Becky Suss’s domestic melancholia

In her 2011 memoir, Why Be Happy When You Can Be Normal?, Jeanette Winterson observed of the genre: “Part fact part fiction is what life is. And it is always a cover story.” The act of covering, then, in Winterson’s book and in Becky Suss’s first solo museum exhibition, refers not only to concealment but also to adaptation. In a body of recent paintings and ceramics mostly prompted by the demolition of her deceased grandparents’ home on Long Island, Suss integrates the material facts, fictions, and revisions that constitute her memories of the domestic spaces of her childhood. Seven large canvases depict individual rooms at three-quarter scale—a dining room, living room, bedroom—complete with (re)collections of art, literature, and furniture. Each presents a closely cropped tableau with flattened perspectives reinforced by a focus on patterns that confirms the scenes’ static midcentury period.
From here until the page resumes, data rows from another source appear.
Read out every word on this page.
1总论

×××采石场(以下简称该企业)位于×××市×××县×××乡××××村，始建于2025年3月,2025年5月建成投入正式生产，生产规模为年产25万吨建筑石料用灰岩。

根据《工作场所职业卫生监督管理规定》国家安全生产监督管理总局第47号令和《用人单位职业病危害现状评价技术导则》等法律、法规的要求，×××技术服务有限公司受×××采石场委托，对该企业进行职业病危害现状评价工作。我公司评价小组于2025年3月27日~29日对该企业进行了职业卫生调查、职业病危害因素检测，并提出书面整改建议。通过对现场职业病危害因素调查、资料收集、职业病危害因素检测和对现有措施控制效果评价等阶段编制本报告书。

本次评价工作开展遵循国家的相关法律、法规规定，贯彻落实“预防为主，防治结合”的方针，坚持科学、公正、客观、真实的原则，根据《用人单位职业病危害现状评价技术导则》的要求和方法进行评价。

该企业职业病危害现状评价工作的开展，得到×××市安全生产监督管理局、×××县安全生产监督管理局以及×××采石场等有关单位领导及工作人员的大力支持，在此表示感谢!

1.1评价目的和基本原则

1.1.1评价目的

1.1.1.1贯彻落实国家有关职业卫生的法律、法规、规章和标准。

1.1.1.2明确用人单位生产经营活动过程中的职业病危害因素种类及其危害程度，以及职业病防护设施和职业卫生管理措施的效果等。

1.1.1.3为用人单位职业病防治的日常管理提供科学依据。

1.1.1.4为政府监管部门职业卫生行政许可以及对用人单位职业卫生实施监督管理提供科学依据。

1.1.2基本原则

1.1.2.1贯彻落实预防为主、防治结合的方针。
Bedroom (Rubáiyát of Omar Khayyám), 2015, for example, depicts 1950s-era palm-leaf wallpaper, bright wood grain, and a concentric-semicircled bedspread. The objects featured appear desirably without wear, and the books’ spines are blank, withholding information. This is reiterated by the glazed ceramics displayed on the floor—including Untitled (stack of books), 2015—the invitingly glossy surfaces of which deflect attention from the fact that they are stripped of identifying information, bringing these period rooms out into the visitors’ personal space.Two small, square paintings of the artist’s garden in Philadelphia, Kensington, Winter, 2010, and Kensington, Summer, 2010–11, together interrupt the show’s hypnotic sense of frozen time. The skeletons of trees in snow followed by bursts of wiry green have greater perspectival depth and an emotional immediacy absent from the domestic canvases. Their concise portrayal of the vitality of change contrasts with the exhibition’s overwhelming melancholia.